Bin aydan daha hayırlı Kadir Gecesi'ni dün itibariyle uğurladık. Bu mübarek geceyi daha güzel değerlendirmek adına Bursa'nın en ünlü, en bilinen camisi olan Ulucami'ye gitmeye karar verdik sevgili ailemle. Doğduğum, büyüdüğüm şehir olmasına rağmen, Kadir Gecesi'ni Ulucami'de idrak edebilmek ilk defa nasip oldu. Ve dünün tesiri hala üzerimde. Bıraksalar ebediyyen, dünde kalabilirim...

Bu kadar insanı bir arada ömrümce görmedim ben. Muazzam ötesi bir kalabalık. Bursa'yı bilenler tarifimi daha iyi anlayacaktır: Ulucami'nin tüm avlusundan tutun, fıskiyelerin oradaki meydanın sonuna kadar uzayıp giden bir kalabalık... Hayatımda bu kadar çok insanın, böylesine ulvi bir amaç uğruna bir araya geldiğine daha önce tanıklık etmedim ben... 
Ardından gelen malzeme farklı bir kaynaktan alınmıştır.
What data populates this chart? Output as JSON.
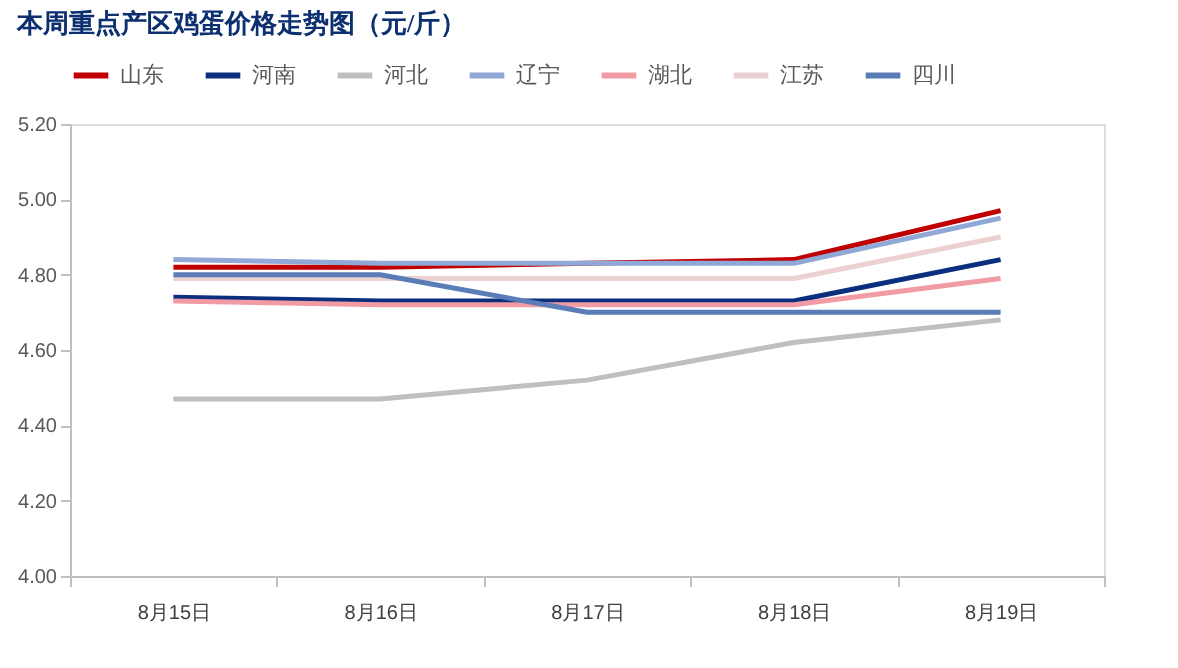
{
  "chart_data": {
    "type": "line",
    "title": "本周重点产区鸡蛋价格走势图（元/斤）",
    "categories": [
      "8月15日",
      "8月16日",
      "8月17日",
      "8月18日",
      "8月19日"
    ],
    "series": [
      {
        "name": "山东",
        "color": "#c00000",
        "values": [
          4.82,
          4.82,
          4.83,
          4.84,
          4.97
        ]
      },
      {
        "name": "河南",
        "color": "#0b2f7f",
        "values": [
          4.74,
          4.73,
          4.73,
          4.73,
          4.84
        ]
      },
      {
        "name": "河北",
        "color": "#bfbfbf",
        "values": [
          4.47,
          4.47,
          4.52,
          4.62,
          4.68
        ]
      },
      {
        "name": "辽宁",
        "color": "#8fa8d6",
        "values": [
          4.84,
          4.83,
          4.83,
          4.83,
          4.95
        ]
      },
      {
        "name": "湖北",
        "color": "#f19ba4",
        "values": [
          4.73,
          4.72,
          4.72,
          4.72,
          4.79
        ]
      },
      {
        "name": "江苏",
        "color": "#ecd1d3",
        "values": [
          4.79,
          4.79,
          4.79,
          4.79,
          4.9
        ]
      },
      {
        "name": "四川",
        "color": "#5a7db8",
        "values": [
          4.8,
          4.8,
          4.7,
          4.7,
          4.7
        ]
      }
    ],
    "ylim": [
      4.0,
      5.2
    ],
    "yticks": [
      {
        "value": 4.0,
        "label": "4.00"
      },
      {
        "value": 4.2,
        "label": "4.20"
      },
      {
        "value": 4.4,
        "label": "4.40"
      },
      {
        "value": 4.6,
        "label": "4.60"
      },
      {
        "value": 4.8,
        "label": "4.80"
      },
      {
        "value": 5.0,
        "label": "5.00"
      },
      {
        "value": 5.2,
        "label": "5.20"
      }
    ],
    "grid": false,
    "legend": "top",
    "marker": "none",
    "line_style": "solid"
  }
}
Nasıl sevinçliyim, sanki kelebek gibi kalbim. Ülkemizde ve dünyada yaşanan onca zulme, onca haksızlığa rağmen; ahir zaman insanın bulunduğu noktaya rağmen; o kadar insanın el açtığını, omuz omuza saf tuttuğunu, ve en can-u gönülden aminlerle dualara mukabele ettiğini görmek harikulade bir duygu...

Binlercesiyle minareden duyulacak Ezan-ı Muhammediye sedasını beklemek, hep bir anda oruç açmak; birlikte tekbir almak ve birlikte Yaradan'ın huzuruna durmak muazzamdı... Böyle bir anı yaşayabildiğim için inanılmaz mutluyum. Bu bir nasip meselesi. Biliyorum ki, Ancak Allah çağırırsa kuluna nasip olur huzuruna gitmek... Orada binlerce şanslı insan vardı, kim bilir kaçı bunun farkındaydı.

İdrak kulağını gaflet pamuğu tıkayana nasihat fayda etmez der Aziz Mahmud Hüdayi Hazretleri. Bu sözü düşündüm o binlerin içerisindeyken. Nasıl bir gaflet pamuğu tıkamışsa kulaklarımızı, duyamıyoruz hakikat nasihatlerini. O gaflet perdesi yüzünden göremiyoruz bu menzilin sonunu...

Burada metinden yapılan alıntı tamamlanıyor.